San Diego Zoo Global has a history of expertise with rhino species. With the birth of this calf, there have now been 99 southern white rhinos born at the San Diego Zoo Safari Park, in addition to births of 73 greater one-horned rhinos and 14 black rhinos at the Safari Park. The challenges associated with limited gene pools and severely reduced numbers facing Javan rhinos, Sumatran rhinos and northern white rhinos mean that some form of assisted reproduction may be their only hope for the future.
Victoria is one of six female southern white rhinos that reside at the Nikita Kahn Rhino Rescue Center. To increase genetic diversity and the number of reproductively fit individuals in North American zoos, these rhinos were relocated to the Safari Park from private reserves in South Africa in November 2015.
Five keepers are dedicated to the full-time care of the six female rhinos. The keepers spend each day building a relationship with and gaining the trust of the animals. The animals are trained, through positive reinforcement, to receive any needed medical procedures, as they could potentially serve as future surrogate mothers for a northern white rhino. “We absolutely could not do the work we do with these rhinos without the keepers,” stated Barbara Durrant, Ph.D., Henshaw endowed director of Reproductive Sciences, San Diego Zoo Global. “The incredible trust and solid relationships they have built with these animals is essential. Victoria is doing so well, due in part to her trust in her keepers.”

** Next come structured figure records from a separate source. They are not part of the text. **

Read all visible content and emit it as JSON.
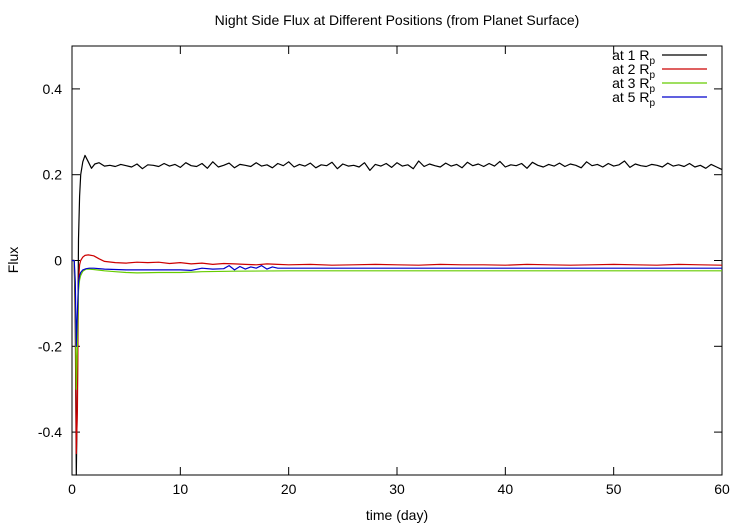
{
  "chart_data": {
    "type": "line",
    "title": "Night Side Flux at Different Positions (from Planet Surface)",
    "xlabel": "time (day)",
    "ylabel": "Flux",
    "xlim": [
      0,
      60
    ],
    "ylim": [
      -0.5,
      0.5
    ],
    "xticks": [
      0,
      10,
      20,
      30,
      40,
      50,
      60
    ],
    "xtick_labels": [
      "0",
      "10",
      "20",
      "30",
      "40",
      "50",
      "60"
    ],
    "yticks": [
      -0.4,
      -0.2,
      0,
      0.2,
      0.4
    ],
    "ytick_labels": [
      "-0.4",
      "-0.2",
      "0",
      "0.2",
      "0.4"
    ],
    "grid": false,
    "legend_position": "top-right",
    "series": [
      {
        "name": "at 1 Rp",
        "legend_base": "at 1 R",
        "legend_sub": "p",
        "color": "#000000",
        "x": [
          0,
          0.2,
          0.3,
          0.4,
          0.5,
          0.6,
          0.7,
          0.8,
          1.0,
          1.2,
          1.5,
          1.8,
          2.1,
          2.5,
          3,
          3.5,
          4,
          4.5,
          5,
          5.5,
          6,
          6.5,
          7,
          7.5,
          8,
          8.5,
          9,
          9.5,
          10,
          10.5,
          11,
          11.5,
          12,
          12.5,
          13,
          13.5,
          14,
          14.5,
          15,
          15.5,
          16,
          16.5,
          17,
          17.5,
          18,
          18.5,
          19,
          19.5,
          20,
          20.5,
          21,
          21.5,
          22,
          22.5,
          23,
          23.5,
          24,
          24.5,
          25,
          25.5,
          26,
          26.5,
          27,
          27.5,
          28,
          28.5,
          29,
          29.5,
          30,
          30.5,
          31,
          31.5,
          32,
          32.5,
          33,
          33.5,
          34,
          34.5,
          35,
          35.5,
          36,
          36.5,
          37,
          37.5,
          38,
          38.5,
          39,
          39.5,
          40,
          40.5,
          41,
          41.5,
          42,
          42.5,
          43,
          43.5,
          44,
          44.5,
          45,
          45.5,
          46,
          46.5,
          47,
          47.5,
          48,
          48.5,
          49,
          49.5,
          50,
          50.5,
          51,
          51.5,
          52,
          52.5,
          53,
          53.5,
          54,
          54.5,
          55,
          55.5,
          56,
          56.5,
          57,
          57.5,
          58,
          58.5,
          59,
          59.5,
          60
        ],
        "y": [
          0,
          0,
          -0.15,
          -0.5,
          -0.3,
          0.05,
          0.15,
          0.2,
          0.23,
          0.245,
          0.23,
          0.215,
          0.225,
          0.228,
          0.22,
          0.222,
          0.219,
          0.224,
          0.221,
          0.218,
          0.225,
          0.214,
          0.223,
          0.222,
          0.219,
          0.226,
          0.22,
          0.224,
          0.217,
          0.228,
          0.221,
          0.219,
          0.226,
          0.215,
          0.23,
          0.218,
          0.222,
          0.227,
          0.216,
          0.224,
          0.222,
          0.219,
          0.228,
          0.22,
          0.223,
          0.216,
          0.226,
          0.221,
          0.23,
          0.218,
          0.224,
          0.22,
          0.227,
          0.216,
          0.223,
          0.221,
          0.229,
          0.214,
          0.225,
          0.22,
          0.222,
          0.218,
          0.228,
          0.21,
          0.224,
          0.22,
          0.226,
          0.217,
          0.228,
          0.22,
          0.223,
          0.214,
          0.232,
          0.219,
          0.225,
          0.221,
          0.218,
          0.227,
          0.22,
          0.224,
          0.216,
          0.229,
          0.221,
          0.225,
          0.219,
          0.226,
          0.22,
          0.231,
          0.218,
          0.223,
          0.221,
          0.226,
          0.215,
          0.229,
          0.222,
          0.218,
          0.224,
          0.22,
          0.227,
          0.219,
          0.225,
          0.222,
          0.216,
          0.23,
          0.221,
          0.224,
          0.218,
          0.226,
          0.22,
          0.223,
          0.232,
          0.217,
          0.225,
          0.221,
          0.219,
          0.224,
          0.222,
          0.218,
          0.227,
          0.22,
          0.223,
          0.219,
          0.226,
          0.218,
          0.222,
          0.215,
          0.224,
          0.218,
          0.212
        ]
      },
      {
        "name": "at 2 Rp",
        "legend_base": "at 2 R",
        "legend_sub": "p",
        "color": "#cc0000",
        "x": [
          0,
          0.2,
          0.3,
          0.4,
          0.5,
          0.6,
          0.7,
          0.8,
          1.0,
          1.2,
          1.5,
          2,
          2.5,
          3,
          4,
          5,
          6,
          7,
          8,
          9,
          10,
          11,
          12,
          13,
          14,
          15,
          16,
          17,
          18,
          19,
          20,
          22,
          24,
          26,
          28,
          30,
          32,
          34,
          36,
          38,
          40,
          42,
          44,
          46,
          48,
          50,
          52,
          54,
          56,
          58,
          60
        ],
        "y": [
          0,
          0,
          -0.1,
          -0.45,
          -0.35,
          -0.05,
          -0.01,
          0.0,
          0.008,
          0.012,
          0.013,
          0.011,
          0.004,
          -0.002,
          -0.005,
          -0.006,
          -0.004,
          -0.005,
          -0.004,
          -0.007,
          -0.005,
          -0.008,
          -0.006,
          -0.009,
          -0.007,
          -0.008,
          -0.009,
          -0.01,
          -0.008,
          -0.009,
          -0.01,
          -0.009,
          -0.011,
          -0.01,
          -0.009,
          -0.01,
          -0.011,
          -0.009,
          -0.01,
          -0.01,
          -0.011,
          -0.009,
          -0.01,
          -0.011,
          -0.01,
          -0.009,
          -0.01,
          -0.011,
          -0.009,
          -0.01,
          -0.011
        ]
      },
      {
        "name": "at 3 Rp",
        "legend_base": "at 3 R",
        "legend_sub": "p",
        "color": "#66cc00",
        "x": [
          0,
          0.2,
          0.3,
          0.4,
          0.5,
          0.6,
          0.7,
          0.8,
          1.0,
          1.3,
          1.6,
          2,
          3,
          4,
          5,
          6,
          8,
          10,
          11,
          12,
          15,
          20,
          25,
          30,
          35,
          40,
          45,
          50,
          55,
          60
        ],
        "y": [
          0,
          0,
          -0.08,
          -0.3,
          -0.2,
          -0.07,
          -0.045,
          -0.035,
          -0.025,
          -0.02,
          -0.02,
          -0.021,
          -0.024,
          -0.026,
          -0.028,
          -0.029,
          -0.028,
          -0.028,
          -0.027,
          -0.026,
          -0.025,
          -0.024,
          -0.024,
          -0.024,
          -0.024,
          -0.024,
          -0.024,
          -0.024,
          -0.024,
          -0.024
        ]
      },
      {
        "name": "at 5 Rp",
        "legend_base": "at 5 R",
        "legend_sub": "p",
        "color": "#0000cc",
        "x": [
          0,
          0.2,
          0.3,
          0.4,
          0.5,
          0.6,
          0.7,
          0.8,
          1.0,
          1.3,
          1.6,
          2,
          3,
          4,
          5,
          6,
          8,
          10,
          11,
          12,
          13,
          14,
          14.5,
          15,
          15.5,
          16,
          16.5,
          17,
          17.5,
          18,
          18.5,
          19,
          20,
          25,
          30,
          35,
          40,
          45,
          50,
          55,
          60
        ],
        "y": [
          0,
          0,
          -0.05,
          -0.2,
          -0.12,
          -0.05,
          -0.035,
          -0.028,
          -0.022,
          -0.019,
          -0.018,
          -0.018,
          -0.02,
          -0.021,
          -0.022,
          -0.022,
          -0.022,
          -0.022,
          -0.023,
          -0.018,
          -0.02,
          -0.019,
          -0.012,
          -0.022,
          -0.014,
          -0.02,
          -0.015,
          -0.018,
          -0.012,
          -0.02,
          -0.015,
          -0.018,
          -0.018,
          -0.018,
          -0.018,
          -0.018,
          -0.018,
          -0.018,
          -0.018,
          -0.018,
          -0.018
        ]
      }
    ]
  }
}
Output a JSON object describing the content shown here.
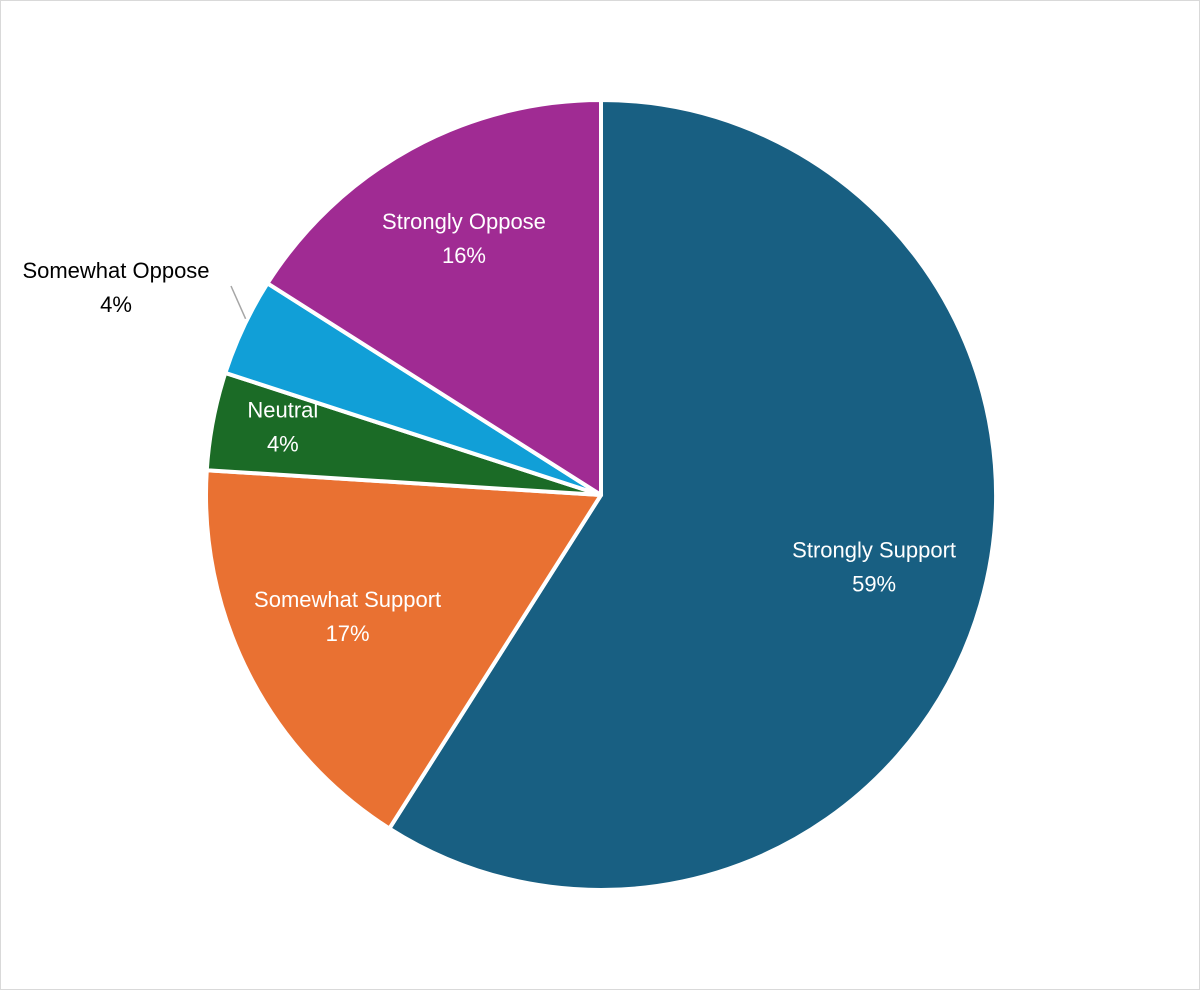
{
  "chart_data": {
    "type": "pie",
    "title": "",
    "start_angle_deg": 0,
    "direction": "clockwise",
    "legend": "none",
    "slices": [
      {
        "label": "Strongly Support",
        "value": 59,
        "value_label": "59%",
        "color": "#185F82",
        "label_color": "#FFFFFF"
      },
      {
        "label": "Somewhat Support",
        "value": 17,
        "value_label": "17%",
        "color": "#E97132",
        "label_color": "#FFFFFF"
      },
      {
        "label": "Neutral",
        "value": 4,
        "value_label": "4%",
        "color": "#1B6B26",
        "label_color": "#FFFFFF"
      },
      {
        "label": "Somewhat Oppose",
        "value": 4,
        "value_label": "4%",
        "color": "#119FD7",
        "label_color": "#000000",
        "label_outside": true
      },
      {
        "label": "Strongly Oppose",
        "value": 16,
        "value_label": "16%",
        "color": "#A02B93",
        "label_color": "#FFFFFF"
      }
    ]
  }
}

To reach the ultimate goal of successfully producing a northern white rhino, multiple steps must be accomplished. One of the first steps completed involved sequencing the genome of the northern white rhino to clarify the extent of genetic divergence from its closest relative, the southern white rhino. The analysis revealed that they are distinct subspecies. Another step requires conversion of cells preserved from 12 individual northern white rhinos in the San Diego Zoo Institute for Conservation Research’s Frozen Zoo® to stem cells that could develop into sperm and eggs—a process successfully begun in the laboratory of Jeanne Loring, Ph.D., of The Scripps Research Institute, with details of the process published in 2011.
Reproductive options include artificial insemination, in vitro fertilization and embryo transfer, working with southern white rhinos. When these techniques are perfected, the southern white rhinos would serve as surrogates for northern white rhino embryos. The reproductive system of rhinos is very complex, and there is still much to be learned. There are many challenges ahead, but researchers are optimistic that a northern white rhino calf could be born from these processes within 10 to 20 years. This work also may be applied to other rhino species, including critically endangered Sumatran and Javan rhinos.
Victoria and Edward will remain off exhibit to the public for a period of time, to allow continued bonding. The calf will eventually be introduced to the other five female rhinos at the Nikita Kahn Rhino Rescue Center—including Amani, also pregnant through artificial insemination and due to give birth in October or November.
There are an estimated 18,000 southern white rhinos remaining in the wild. The southern white rhino is classified as Near Threatened on the International Union for Conservation of Nature Red List of Threatened Species, due to poaching threats and illegal trafficking of rhino horn. Currently, a rhino dies every eight hours in South Africa as a result of poaching.